Admiro a los locos porque tienen que convivir con nosotros dominados por un mundo extraño -el nuestro-, rescatando a cuentagotas el suyo que, no sé, tal vez tenga elefantes rosados o los goles de Lolo con Universitario o el mandato en Palacio de Gobierno o las alas sucias de las palomas de los parques; admiro esa interiorización de las emociones porque creo que es de lo más sincero que hay, el hacer nuestro algo que sentimos, tal vez con ellos se exceda ese proceso de interiorización -no lo podría asegurar- pero bueno, a cada uno le tocan cosas distintas, es así; realidades distantes y aparentes, delirios de persecución, expectativa de estadios llenos o de familias que esperan en casa: la vereda, el lugar de los sueños.

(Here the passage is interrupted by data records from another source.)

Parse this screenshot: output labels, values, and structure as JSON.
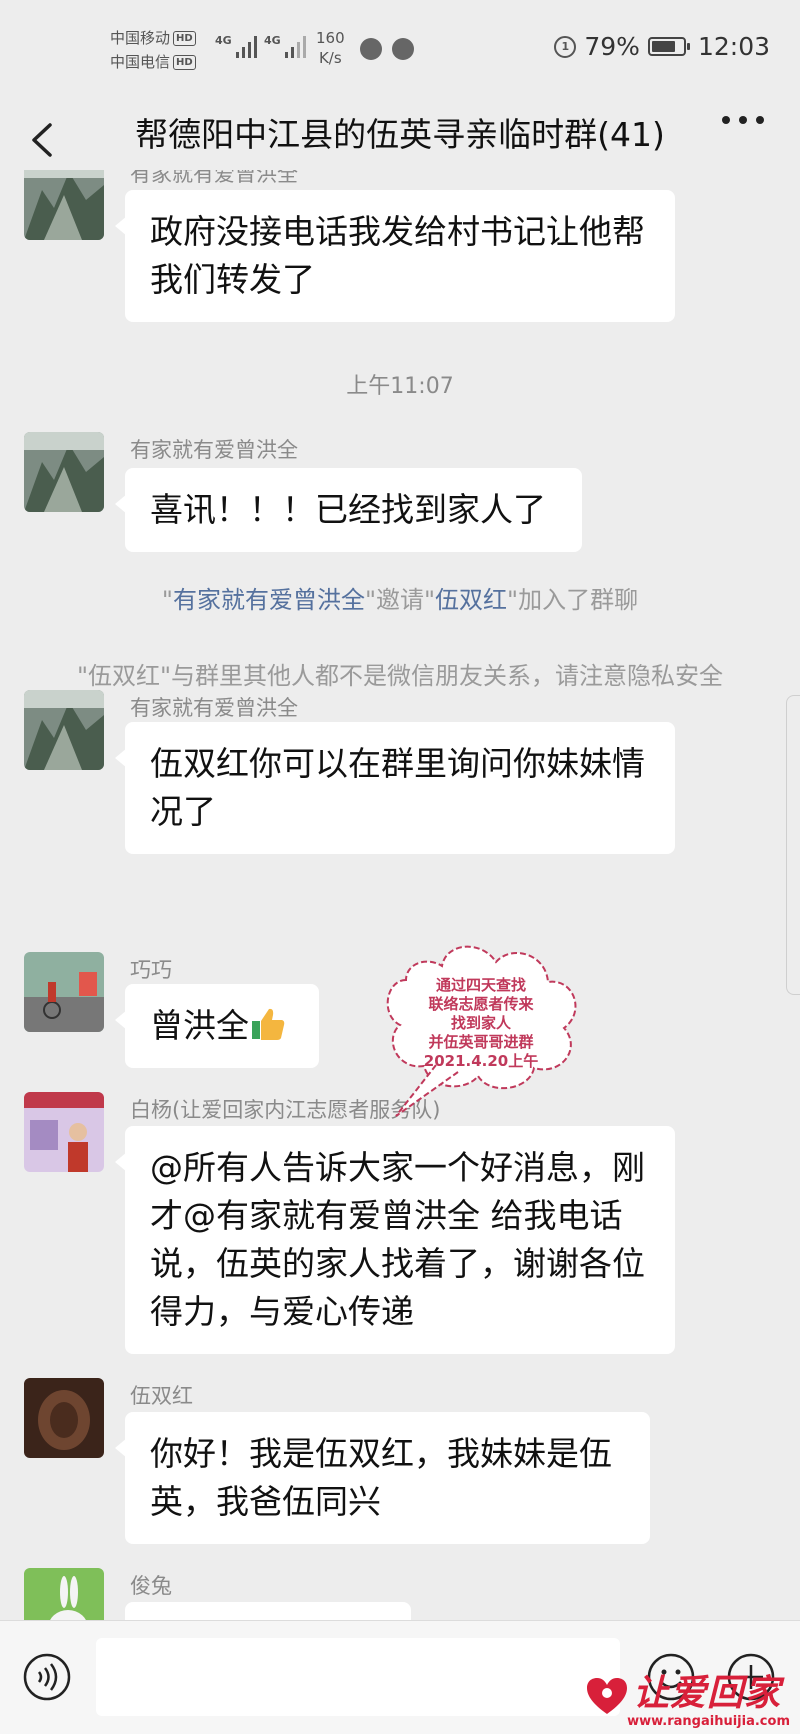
{
  "status_bar": {
    "carrier1": "中国移动",
    "carrier2": "中国电信",
    "hd": "HD",
    "net_type": "4G",
    "net_speed_value": "160",
    "net_speed_unit": "K/s",
    "battery_percent": "79%",
    "battery_level": 0.79,
    "ring_label": "1",
    "time": "12:03"
  },
  "header": {
    "title": "帮德阳中江县的伍英寻亲临时群(41)"
  },
  "messages": [
    {
      "sender": "有家就有爱曾洪全",
      "text": "政府没接电话我发给村书记让他帮我们转发了"
    },
    {
      "timestamp": "上午11:07"
    },
    {
      "sender": "有家就有爱曾洪全",
      "text": "喜讯！！！已经找到家人了"
    },
    {
      "sender": "有家就有爱曾洪全",
      "text": "伍双红你可以在群里询问你妹妹情况了"
    },
    {
      "sender": "巧巧",
      "text": "曾洪全"
    },
    {
      "sender": "白杨(让爱回家内江志愿者服务队)",
      "text": "@所有人告诉大家一个好消息，刚才@有家就有爱曾洪全  给我电话说，伍英的家人找着了，谢谢各位得力，与爱心传递"
    },
    {
      "sender": "伍双红",
      "text": "你好！我是伍双红，我妹妹是伍英，我爸伍同兴"
    },
    {
      "sender": "俊兔",
      "text": ""
    }
  ],
  "system_messages": {
    "invite": {
      "q1": "\"",
      "inviter": "有家就有爱曾洪全",
      "mid": "\"邀请\"",
      "invitee": "伍双红",
      "end": "\"加入了群聊"
    },
    "privacy": "\"伍双红\"与群里其他人都不是微信朋友关系，请注意隐私安全"
  },
  "watermark_cloud": {
    "line1": "通过四天查找",
    "line2": "联络志愿者传来",
    "line3": "找到家人",
    "line4": "并伍英哥哥进群",
    "line5": "2021.4.20上午"
  },
  "brand": {
    "name": "让爱回家",
    "url": "www.rangaihuijia.com"
  },
  "colors": {
    "background": "#ededed",
    "bubble": "#ffffff",
    "system_name": "#55719e",
    "brand_red": "#d8203a"
  }
}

En fin, admiro a todos aquellos quienes pasan de largo las etiquetas y los prejuicios y se echan a andar la máquina, la vida; a los músicos, a los médicos en las localidades alejadas, a los educadores, a los barrenderos... les mando un beso y todo mi amor.

2 comentarios:

Phoebe dijo...

Fíjate que leyendo tu post he querido sentirme un poquito parte de cada cosa que admiras. Me gusta cómo hablas de ellos, de los valientes que se toman sus vidas como quieren tomárselas. Ojalá fuera tan fácil como haces que parezca.

Un saludo!

Roberto Renzo dijo...

Hola Phoebe, ¿cómo estás?
Bueno, la idea también es que parezca fácil para que efectivamente empiece a serlo, para que más gente se anime (incluyéndome a mí, desde luego), hay que comenzar a desoxidarse.
Gracias por leer y por comentar, saludos.
Ps: Pasé por tu blog, me gustó mucho lo que escribes.